Dreams in the Key of Blue
Paperback
368 pages
Bantam, 2000
Every serial killer fits a profile, follows a pattern, makes a mistake. Until now…
Six years ago forensic psychiatrist Lucas Frank “retired” from hunting serial killers. But someone wants him back in the worst way. It begins with a brutal triple homicide in the picturesque Maine town of Ragged Harbor. And it won’t stop there. Suddenly Lucas is forced to do what he swore he would never do again: enter the twisted mind of a killer who enjoys murder. Only this time Lucas must hunt a psychopath whose pattern of behavior defies all logic.
A killer who can strike anyone, anywhere, anytime. The FBI is helpless. And even Lucas is baffled at the contradictory clues and taunting hints left behind.
Lucas Frank has met his match. That’s why he was called out of retirement.
But does someone want him to catch a killer — or to be the ultimate trophy?
Tunnel of Night
co-authored with Patricia Sierra
Paperback
384 pages
Bantam, 1999
A sequel to The Prettiest Feathers, this novel continues the story of forensic scientist Dr. Lucas Frank and his NYPD detective daughter, Lane. The serial killer they thought was dead is back, and he’s on a chilling spree that begins with the murder of his own sister in Florida, and continues throughout the country. He won’t stop until he arrives at the FBI Behavioral Studies Unit, where he plans to teach them a lesson in criminal behavior that they’ll never forget.
PRAISE FOR TUNNEL OF NIGHT
The real-world backgrounds of renowned forensic psychologist Philpin and former private investigator Sierra shine through this sequel to The Prettiest Feathers. Narrated in three alternating voices — semiretired forensic scientist Lucas Frank; his NYPD detective daughter, Lane; and cunning murderer John Wolf — the thriller offers a scary glimpse into the mind of a man who kills for kicks. Philpin and Sierra intertwine a Cliffs Notes-like history of serial killers with a puzzling plot scattered with many dead bodies and culminating in a showdown between Wolf and his nemesis, Frank.
— Publishers Weekly
The Prettiest Feathers
co-authored with Patricia Sierra
Paperback
336 pages
Bantam, 1997
Sarah Sinclair was the perfect victim — she wanted to die.
When a darkly enigmatic man approaches her in the small antiquarian book store where she works, Sarah is drawn into a slow dance toward death. A death she couldn’t stop even if she wanted to. She is stalked, yet blindly charmed. And when he kills her, seductively, silently, she smiles.

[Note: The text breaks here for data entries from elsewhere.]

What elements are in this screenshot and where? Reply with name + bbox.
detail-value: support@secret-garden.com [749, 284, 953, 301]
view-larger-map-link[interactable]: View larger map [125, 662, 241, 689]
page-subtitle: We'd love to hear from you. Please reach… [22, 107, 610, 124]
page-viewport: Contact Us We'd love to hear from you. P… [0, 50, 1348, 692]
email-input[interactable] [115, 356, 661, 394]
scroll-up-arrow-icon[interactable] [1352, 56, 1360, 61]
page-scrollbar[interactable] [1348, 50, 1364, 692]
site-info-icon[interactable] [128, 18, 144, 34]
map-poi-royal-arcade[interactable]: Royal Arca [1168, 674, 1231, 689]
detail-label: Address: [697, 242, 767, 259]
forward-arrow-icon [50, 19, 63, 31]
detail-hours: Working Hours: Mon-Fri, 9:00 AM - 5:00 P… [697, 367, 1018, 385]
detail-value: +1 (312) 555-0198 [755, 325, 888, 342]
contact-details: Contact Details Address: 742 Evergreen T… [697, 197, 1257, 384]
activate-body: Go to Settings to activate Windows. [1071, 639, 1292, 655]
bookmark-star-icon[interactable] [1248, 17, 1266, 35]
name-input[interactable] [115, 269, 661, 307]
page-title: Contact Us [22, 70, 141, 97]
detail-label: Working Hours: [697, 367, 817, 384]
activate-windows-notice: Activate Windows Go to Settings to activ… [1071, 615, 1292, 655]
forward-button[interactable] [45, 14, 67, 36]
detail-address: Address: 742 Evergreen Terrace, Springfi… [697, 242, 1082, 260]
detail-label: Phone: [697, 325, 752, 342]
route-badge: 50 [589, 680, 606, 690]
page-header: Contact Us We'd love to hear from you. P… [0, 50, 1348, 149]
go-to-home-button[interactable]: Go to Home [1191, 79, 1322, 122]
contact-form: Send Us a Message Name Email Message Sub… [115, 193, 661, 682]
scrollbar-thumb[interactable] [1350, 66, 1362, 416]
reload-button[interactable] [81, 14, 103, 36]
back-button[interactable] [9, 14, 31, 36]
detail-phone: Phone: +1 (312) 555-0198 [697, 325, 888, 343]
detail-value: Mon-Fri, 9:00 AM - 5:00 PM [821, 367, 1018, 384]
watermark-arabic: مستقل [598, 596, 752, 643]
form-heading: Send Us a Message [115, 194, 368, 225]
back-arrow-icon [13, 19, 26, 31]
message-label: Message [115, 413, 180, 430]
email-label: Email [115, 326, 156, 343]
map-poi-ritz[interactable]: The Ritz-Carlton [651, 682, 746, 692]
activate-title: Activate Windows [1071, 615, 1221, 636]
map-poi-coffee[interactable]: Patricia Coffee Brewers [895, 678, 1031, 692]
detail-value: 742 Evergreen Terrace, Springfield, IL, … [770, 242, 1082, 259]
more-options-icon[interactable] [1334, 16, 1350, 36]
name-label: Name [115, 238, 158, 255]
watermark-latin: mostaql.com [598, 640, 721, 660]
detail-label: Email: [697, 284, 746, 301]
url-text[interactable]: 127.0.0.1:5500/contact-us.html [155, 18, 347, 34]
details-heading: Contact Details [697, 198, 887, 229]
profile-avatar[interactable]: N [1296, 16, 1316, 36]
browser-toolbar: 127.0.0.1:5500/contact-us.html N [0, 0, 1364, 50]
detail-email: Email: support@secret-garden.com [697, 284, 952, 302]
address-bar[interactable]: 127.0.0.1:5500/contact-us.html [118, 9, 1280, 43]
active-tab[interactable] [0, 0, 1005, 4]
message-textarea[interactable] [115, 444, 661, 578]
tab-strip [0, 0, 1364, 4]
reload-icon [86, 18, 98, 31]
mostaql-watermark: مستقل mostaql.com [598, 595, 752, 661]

Sarah’s ex-husband, police officer Robert Sinclair, is the first to find her body and he calls it in to the one officer who will understand: his ex-mistress Detective Lane Frank. As Lane struggles to follow the increasingly elusive trail of clues, another macabre trail emerges–of bodies, coldly, tauntingly abandoned.
As the FBI becomes involved, Lane must fight to retain her hold on the case and her grip on Robert Sinclair, whose grief sinks him further into an alcoholic haze of despair and desperation. As a calculating last resort, Lane calls on the one man who can help her stop the killing, a forensic psychiatrist who had stepped too close to the edge, crawled too deeply into the mind of evil. She calls a profiler who has dropped out of society, living simply in a cabin in the woods far away from the madness that called to him, threatened him. Lane calls her father.
As they work together, Lane and her father slowly craft an image of a killer so brilliant he has murdered perhaps hundreds and never been caught, so cold that he cannot relinquish his power. With a tortuous trail of names and faces, the killer has insulated himself from those who would repress him and his need to kill, a need rooted in a disturbing, horrifying childhood.
And as Lane and her father grow closer to finding the killer, the game becomes personal between two men on opposing sides of evil, men on the edge of an abyss of madness, from which there is only one escape–death.